Mit jeder seiner Verteidigungen werde es nun schlimmer, sagte Rohrer, denn es entstünde der Eindruck, "dass die ÖVP etwas zu verbergen hat".
Mangelnder Respekt
In Wirklichkeit ginge es aber doch gar nicht um "das Schicksal des Herrn Kurz" und seine etwaige Falschaussage, meinte Rohrer. Es ginge vielmehr um den mangelnden Respekt vor den politischen Institutionen wie dem Parlament oder dem U-Ausschuss, die die ÖVP an den Tag lege. Das sei eine Zumutung, denn "die Leute haben andere Sorgen", wie Rohrer ausführte. Es solle derzeit eigentlich um Gesundheitspolitik und die Wirtschaft gehen. Wegen der Pandemie wären auch etwaige Neuwahlen "ein verantwortungsloses Szenario gegenüber der Bevölkerung", sagte Rohrer.
Die Grünen könnten ihrem Koalitionspartner schon noch eine Weile zuschauen, sagte sie. Andererseits würden sie sich zunehmend schwer tun, das gegenüber der Öffentlichkeit und den eigenen Reihen zu argumentieren. Für die ÖVP wäre es "aber gar nicht so unrecht", wenn die Grünen aus der Koalition aussteigen würden, da sie dann in der Opferrolle in Neuwahlen gehen könnten, so Rohrer.
Zudem glaube sie nicht, dass die ÖVP eine Verlängerung des U-Ausschusses zulassen würde - vielleicht werde es aber im Herbst aber einen anderen geben.
Zusammenfassung
- Im Newsroom LIVE war am Montag Journalistin Anneliese Roher zu Gast. Sie sprach über die Vorgänge rund um den Ibiza-Untersuchungsausschuss und mögliche Neuwahlen.

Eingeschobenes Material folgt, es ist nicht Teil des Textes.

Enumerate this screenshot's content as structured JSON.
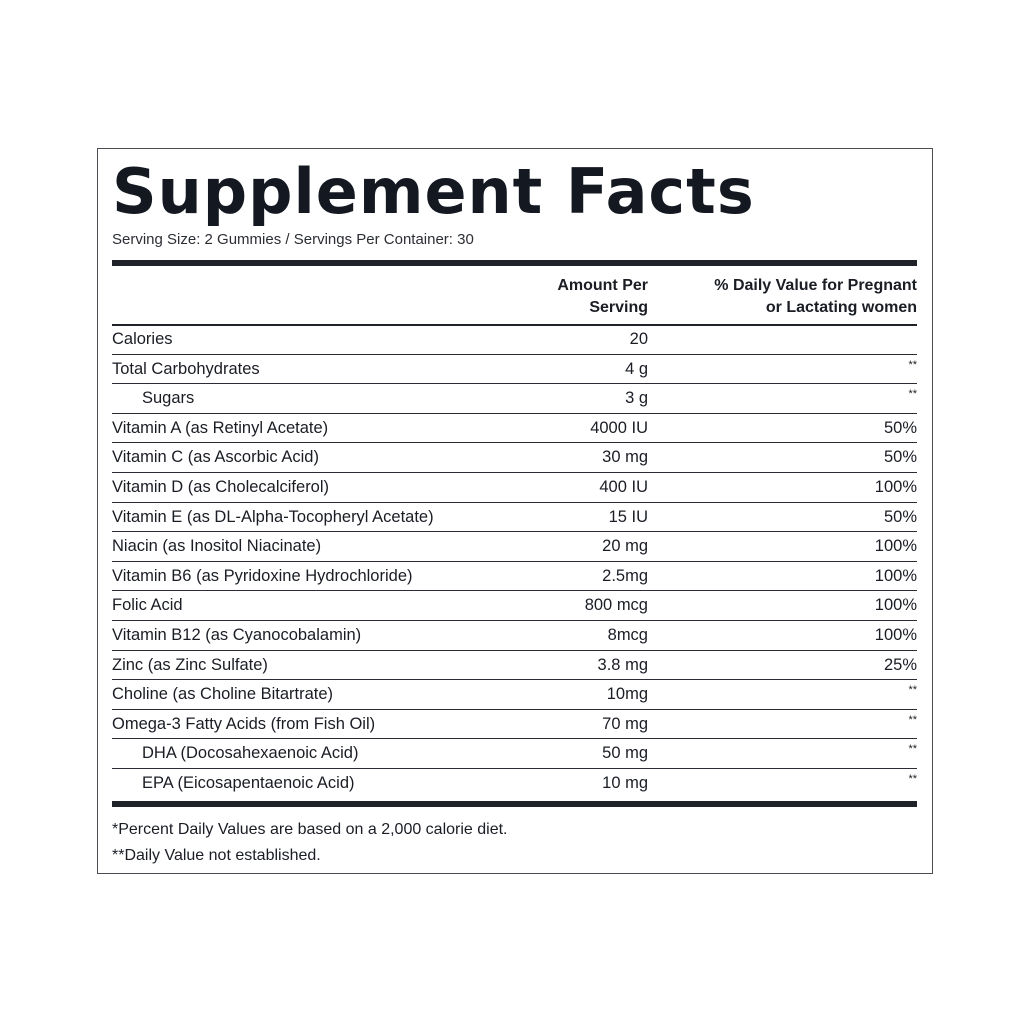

- Letztere wären für Rohrer ein "verantwortungsloses Szenario gegenüber der Bevölkerung". Die ÖVP habe "mangelnden Respekt" vor den politischen Institutionen.
- Der ÖVP seien viele Fehler passiert. "Die Sache ist für die ÖVP-Führung aus dem Ruder gelaufen", analysierte sie.
- Kurz hätte wissen müssen, dass die Akten zu liefern sind, dass die Casino- und die ÖBAG-Affäre "irgendwie an der Schwelle der ÖVP landet", sagte Rohrer.
- "Er hätte wissen müssen, dass er das Match gegen die Justiz nicht gewinnen kann", denn diese besitze ein hohes Ansehen in Österreich.
- Wegen der Pandemie wären auch etwaige Neuwahlen "ein verantwortungsloses Szenario gegenüber der Bevölkerung", sagte Rohrer.